Mario Iceta Gavicagogeascoa (Arzobispo de Burgos)
Queridos hermanos y hermanas:
Hoy celebramos una de las fiestas más importantes del año: el día de la Sagrada Familia, modelo de confianza en Dios, de disponibilidad y de fidelidad a su plan de salvación, para pasarlo a limpio con el ejemplo de nuestras vidas, imitando sus virtudes y su unión en el amor.
Un año más, quisiera destacar, por encima de todo, la belleza, la ternura y la bondad que nos presenta la familia de Nazaret: el hogar donde experimentamos el primer amor, donde aprendemos a amar y donde descubrimos la mirada profunda de Dios.
Todos pertenecemos a una familia, a un núcleo fundamental que nos configura, nos mejora y nos regala un rostro, una meta, un nombre. Desde este horizonte de manos llenas, a medida que vamos ahondando en este misterio, descubrimos que cuidar la familia es cuidar a las personas y a la sociedad. ¿Cómo? A la luz de la Sagrada Familia: un sacramento de vida que, cuidadosamente, nos enseña a coser las grietas con ternura, a acoger las fragilidades, a acompañar las soledades de dentro, a comprender el dolor y a acoger el río de la misericordia de Dios que nunca acaba.
«Estamos llamados a acompañar, a escuchar, a bendecir el camino de las familias; no solo a trazar la dirección, sino a hacer el camino con ellas», exhortaba el Papa Francisco, al inicio del Año de la Familia. Una llamada que nos anima a «entrar en los hogares con discreción y con amor, para decir a los esposos: la Iglesia está con vosotros, el Señor está cerca de vosotros y queremos ayudaros a conservar el don que habéis recibido».
Ciertamente, si la vida cristiana es la respuesta al amor de Dios, la propia familia es el mejor curso prematrimonial, es la escuela de generosidad donde aprendemos a amar, a imagen y semejanza de la familia de Nazaret. Al modo de Jesús, quien hecho hombre, tuvo la necesidad de una familia: allí donde vivió la mayor parte de su existencia sin otro propósito que la vida cotidiana. Él, el Hijo de Dios, se hizo hombre consagrando la familia como el lugar adecuado para nacer e ir creciendo en sabiduría, estatura y gracia.

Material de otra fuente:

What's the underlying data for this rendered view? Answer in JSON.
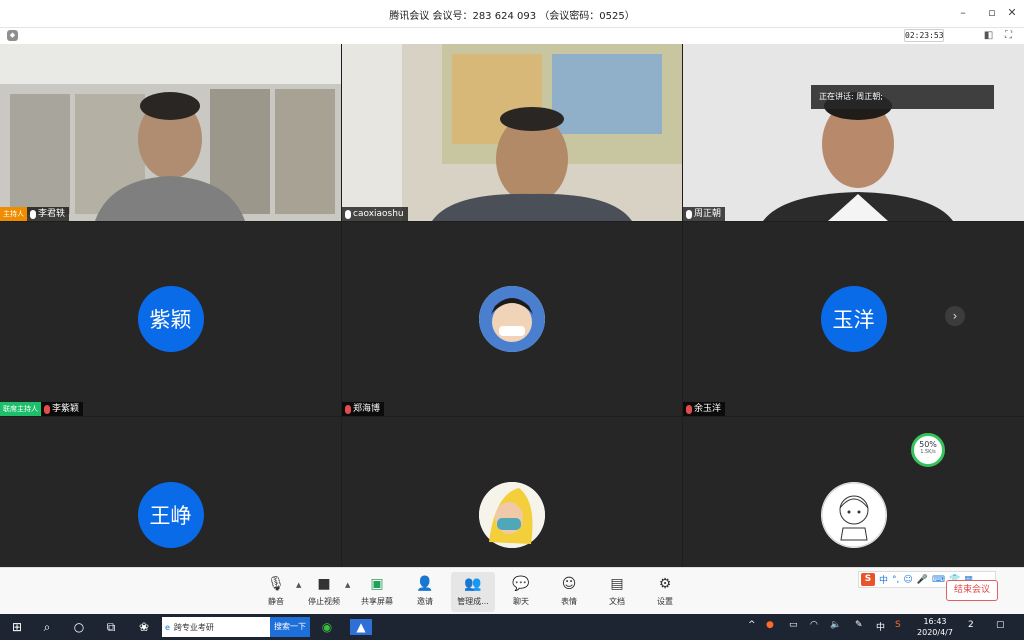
{
  "window": {
    "title": "腾讯会议 会议号：283 624 093 （会议密码：0525）",
    "timer": "02:23:53"
  },
  "speaking": "正在讲话: 周正朝;",
  "tiles": [
    {
      "name": "李君轶",
      "role": "主持人",
      "type": "video"
    },
    {
      "name": "caoxiaoshu",
      "type": "video"
    },
    {
      "name": "周正朝",
      "type": "video"
    },
    {
      "name": "李紫颖",
      "role": "联席主持人",
      "avatar_text": "紫颖",
      "type": "avatar"
    },
    {
      "name": "郑海博",
      "type": "avatar_image"
    },
    {
      "name": "余玉洋",
      "avatar_text": "玉洋",
      "type": "avatar"
    },
    {
      "avatar_text": "王峥",
      "type": "avatar"
    },
    {
      "type": "avatar_image"
    },
    {
      "type": "avatar_image"
    }
  ],
  "gauge": {
    "value": "50%",
    "rate": "1.5K/s"
  },
  "toolbar": [
    {
      "label": "静音",
      "icon": "microphone-icon"
    },
    {
      "label": "停止视频",
      "icon": "video-camera-icon"
    },
    {
      "label": "共享屏幕",
      "icon": "share-screen-icon"
    },
    {
      "label": "邀请",
      "icon": "invite-icon"
    },
    {
      "label": "管理成...",
      "icon": "members-icon"
    },
    {
      "label": "聊天",
      "icon": "chat-icon"
    },
    {
      "label": "表情",
      "icon": "emoji-icon"
    },
    {
      "label": "文档",
      "icon": "document-icon"
    },
    {
      "label": "设置",
      "icon": "settings-icon"
    }
  ],
  "end_button": "结束会议",
  "ime": {
    "s": "S",
    "lang": "中"
  },
  "taskbar": {
    "search_text": "跨专业考研",
    "search_button": "搜索一下",
    "time": "16:43",
    "date": "2020/4/7",
    "ime_lang": "中",
    "notification_count": "2"
  }
}
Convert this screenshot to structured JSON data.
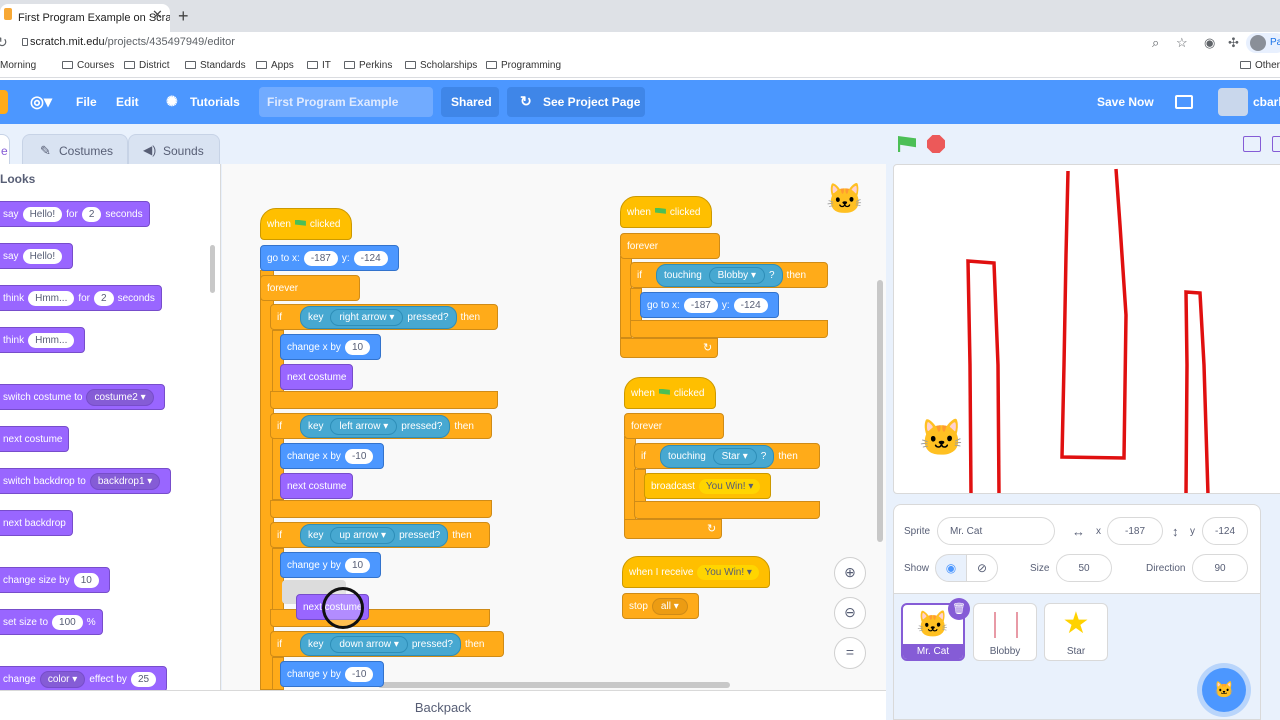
{
  "browser": {
    "tab_title": "First Program Example on Scra",
    "url_host": "scratch.mit.edu",
    "url_path": "/projects/435497949/editor",
    "profile_label": "Pa",
    "bookmarks": [
      "Morning",
      "Courses",
      "District",
      "Standards",
      "Apps",
      "IT",
      "Perkins",
      "Scholarships",
      "Programming"
    ],
    "other_bookmarks": "Other"
  },
  "menubar": {
    "file": "File",
    "edit": "Edit",
    "tutorials": "Tutorials",
    "project_title": "First Program Example",
    "shared": "Shared",
    "see_project": "See Project Page",
    "save_now": "Save Now",
    "username": "cbark"
  },
  "editor_tabs": {
    "code": "e",
    "costumes": "Costumes",
    "sounds": "Sounds"
  },
  "palette": {
    "category": "Looks",
    "say": "say",
    "hello": "Hello!",
    "for": "for",
    "two": "2",
    "seconds": "seconds",
    "think": "think",
    "hmm": "Hmm...",
    "switch_costume": "switch costume to",
    "costume2": "costume2",
    "next_costume": "next costume",
    "switch_backdrop": "switch backdrop to",
    "backdrop1": "backdrop1",
    "next_backdrop": "next backdrop",
    "change_size": "change size by",
    "size_ten": "10",
    "set_size": "set size to",
    "size_hundred": "100",
    "percent": "%",
    "change": "change",
    "color": "color",
    "effect_by": "effect by",
    "twentyfive": "25"
  },
  "script1": {
    "when": "when",
    "clicked": "clicked",
    "goto": "go to x:",
    "x": "-187",
    "y_label": "y:",
    "y": "-124",
    "forever": "forever",
    "if": "if",
    "key": "key",
    "pressed": "pressed?",
    "then": "then",
    "right_arrow": "right arrow",
    "left_arrow": "left arrow",
    "up_arrow": "up arrow",
    "down_arrow": "down arrow",
    "change_x": "change x by",
    "change_y": "change y by",
    "ten": "10",
    "neg_ten": "-10",
    "next_costume": "next costume",
    "dragged_block": "next costume"
  },
  "script2": {
    "when": "when",
    "clicked": "clicked",
    "forever": "forever",
    "if": "if",
    "touching": "touching",
    "target": "Blobby",
    "q": "?",
    "then": "then",
    "goto": "go to x:",
    "x": "-187",
    "y_label": "y:",
    "y": "-124"
  },
  "script3": {
    "when": "when",
    "clicked": "clicked",
    "forever": "forever",
    "if": "if",
    "touching": "touching",
    "target": "Star",
    "q": "?",
    "then": "then",
    "broadcast": "broadcast",
    "message": "You Win!"
  },
  "script4": {
    "when_receive": "when I receive",
    "message": "You Win!",
    "stop": "stop",
    "all": "all"
  },
  "backpack": "Backpack",
  "sprite_info": {
    "sprite_label": "Sprite",
    "sprite_name": "Mr. Cat",
    "x_label": "x",
    "x": "-187",
    "y_label": "y",
    "y": "-124",
    "show_label": "Show",
    "size_label": "Size",
    "size": "50",
    "direction_label": "Direction",
    "direction": "90"
  },
  "sprites": [
    "Mr. Cat",
    "Blobby",
    "Star"
  ],
  "colors": {
    "scratch_blue": "#4c97ff",
    "looks": "#9966ff",
    "control": "#ffab19",
    "events": "#ffbf00",
    "sensing": "#5cb1d6",
    "motion": "#4c97ff",
    "maze_line": "#e01010"
  }
}
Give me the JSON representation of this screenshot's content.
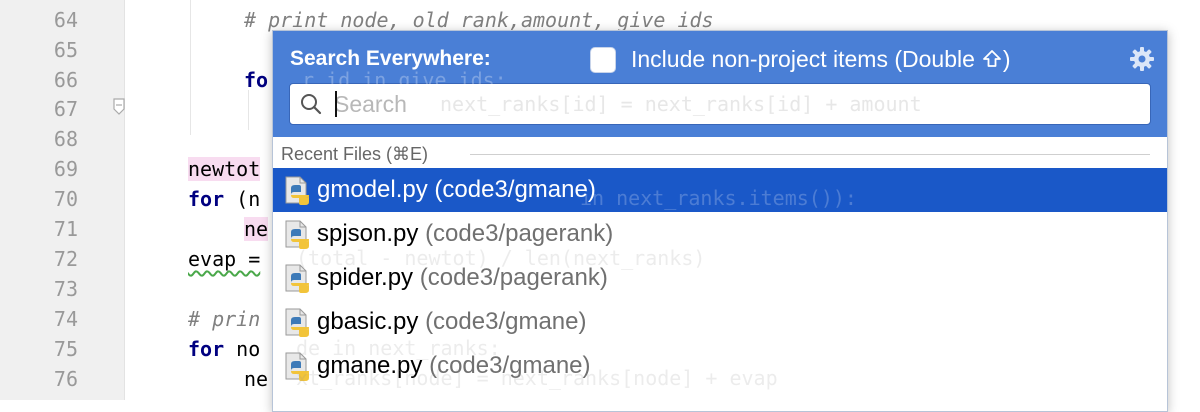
{
  "editor": {
    "line_numbers": [
      "64",
      "65",
      "66",
      "67",
      "68",
      "69",
      "70",
      "71",
      "72",
      "73",
      "74",
      "75",
      "76"
    ],
    "code": {
      "l64": "# print node, old_rank,amount, give_ids",
      "l66_kw": "fo",
      "l67_text": "",
      "l69": "newtot",
      "l70_kw": "for",
      "l70_rest": " (n",
      "l71": "ne",
      "l72": "evap =",
      "l74": "# prin",
      "l75_kw": "for",
      "l75_rest": " no",
      "l76": "ne"
    },
    "behind_text": {
      "l66": "r id in give_ids:",
      "l67": "next_ranks[id] = next_ranks[id] + amount",
      "l70": "in next_ranks.items()):",
      "l72": "(total - newtot) / len(next_ranks)",
      "l75": "de in next_ranks:",
      "l76": "xt_ranks[node] = next_ranks[node] + evap"
    }
  },
  "popup": {
    "title": "Search Everywhere:",
    "include_checkbox": {
      "label": "Include non-project items (Double",
      "checked": false
    },
    "search": {
      "placeholder": "Search",
      "value": ""
    },
    "section_title": "Recent Files (⌘E)",
    "results": [
      {
        "name": "gmodel.py",
        "path": "(code3/gmane)",
        "selected": true
      },
      {
        "name": "spjson.py",
        "path": "(code3/pagerank)",
        "selected": false
      },
      {
        "name": "spider.py",
        "path": "(code3/pagerank)",
        "selected": false
      },
      {
        "name": "gbasic.py",
        "path": "(code3/gmane)",
        "selected": false
      },
      {
        "name": "gmane.py",
        "path": "(code3/gmane)",
        "selected": false
      }
    ]
  },
  "colors": {
    "header_bg": "#4a7fd6",
    "selection_bg": "#1a58c8",
    "keyword": "#000080",
    "comment": "#808080"
  },
  "icons": {
    "file_icon": "python-file-icon",
    "settings": "gear-icon",
    "search": "search-icon",
    "shift": "shift-icon"
  }
}
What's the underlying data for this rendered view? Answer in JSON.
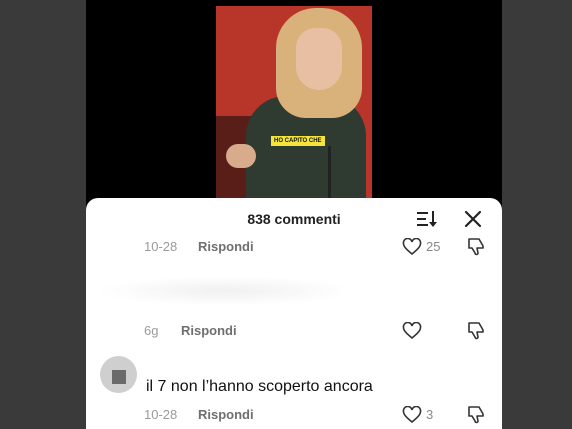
{
  "video": {
    "caption": "HO CAPITO CHE"
  },
  "sheet": {
    "title": "838 commenti"
  },
  "comments": [
    {
      "date": "10-28",
      "reply": "Rispondi",
      "likes": "25"
    },
    {
      "date": "6g",
      "reply": "Rispondi",
      "likes": ""
    },
    {
      "text": "il 7 non l’hanno scoperto ancora",
      "date": "10-28",
      "reply": "Rispondi",
      "likes": "3"
    }
  ],
  "icons": [
    "sort-icon",
    "close-icon",
    "heart-icon",
    "dislike-icon",
    "avatar"
  ]
}
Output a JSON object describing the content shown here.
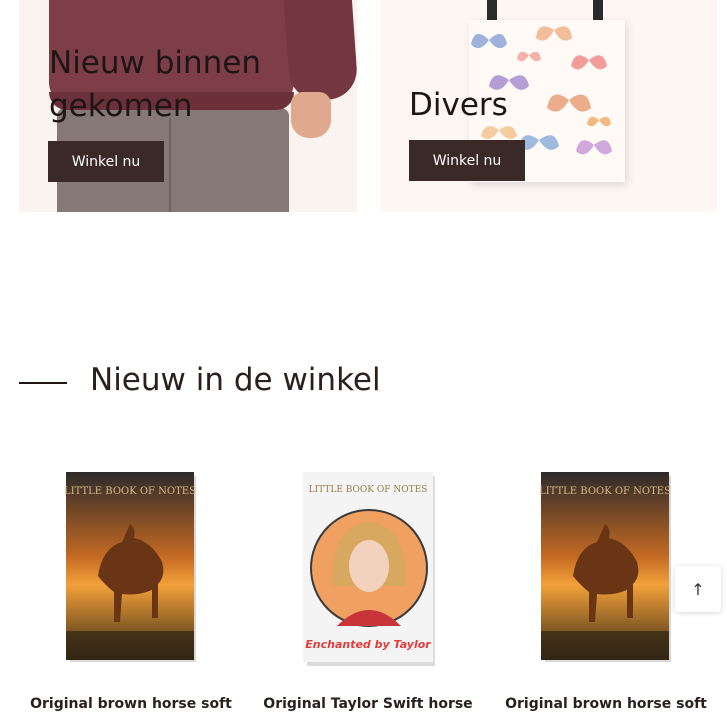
{
  "promos": [
    {
      "title": "Nieuw binnen gekomen",
      "button": "Winkel nu"
    },
    {
      "title": "Divers",
      "button": "Winkel nu"
    }
  ],
  "section": {
    "title": "Nieuw in de winkel"
  },
  "products": [
    {
      "name": "Original brown horse soft",
      "cover_text": "LITTLE BOOK OF NOTES"
    },
    {
      "name": "Original Taylor Swift horse",
      "cover_text": "LITTLE BOOK OF NOTES",
      "cover_caption": "Enchanted by Taylor"
    },
    {
      "name": "Original brown horse soft",
      "cover_text": "LITTLE BOOK OF NOTES"
    }
  ],
  "scroll_top": {
    "label": "↑"
  },
  "colors": {
    "button_bg": "#3a2926",
    "sweater": "#7d3e47",
    "promo_bg": "#fbf3ef",
    "text": "#2b201d"
  }
}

Y qué importante es cuidar nuestro amor cotidiano, apretar con todas nuestras fuerzas los lazos familiares y vivir en comunión, sostenidos en el amor de Dios Padre, Hijo y Espíritu Santo. Los vínculos de carne y de sangre, cuando están íntimamente alimentados por el inabarcable amor de Dios, dan estabilidad a la comunidad humana. Y cuando nos asolen las dudas, los miedos y las preocupaciones, solo tenemos que recordar la mirada del Niño Jesús, de la Virgen María y de san José para contemplar cómo el reflejo de sus vidas marca la senda hacia el corazón de la Belleza. En sus miradas ha de esconderse nuestro amor, algunas veces roto, otras habitado por entero, pero siempre confiado en su compasivo y delicado deseo de amarnos.
También la Iglesia es una gran familia y, por esta razón, tenemos que echar mano de la misericordia y del perdón para limar las aristas, las faltas y las ofensas. Hemos de hacerlo con caridad y con alegría, desde la acción y la contemplación, en fraternidad y en cada sendero donde habita la Palabra de Dios.
La Iglesia, tal y como reza la exhortación apostólica Familiaris consortio, del Papa san Juan Pablo II, «consciente de que el matrimonio y la familia constituyen uno de los bienes más preciosos de la humanidad, quiere hacer sentir su voz y ofrecer su ayuda a todo aquel que, conociendo ya el valor del matrimonio y de la familia, trata de vivirlo fielmente».
La familia es un tesoro precioso, es la escuela del Evangelio. Pero solo lo es cuando está sin descanso con las personas que conocen de cerca el dolor, cuando abandona todas sus comodidades para auxiliar al herido, cuando ama con el que ama y cuando sufre con el que sufre. Solo así, en esta misión de amor gratuito, siguiendo el modelo de la Sagrada Familia de Nazaret, podremos entender una vida de familia en el Señor (Col 3, 12-21) donde, como elegidos de Dios, siendo santos y amados, podamos –siguiendo la mirada de san Pablo– revestirnos de «compasión entrañable, bondad, humildad, mansedumbre y paciencia» para poder cantar, eternamente y con Jesús, María y José, la alegría perpetua del amor.
Con gran afecto pido a Dios que os bendiga y os deseo una feliz fiesta de la Sagrada Familia.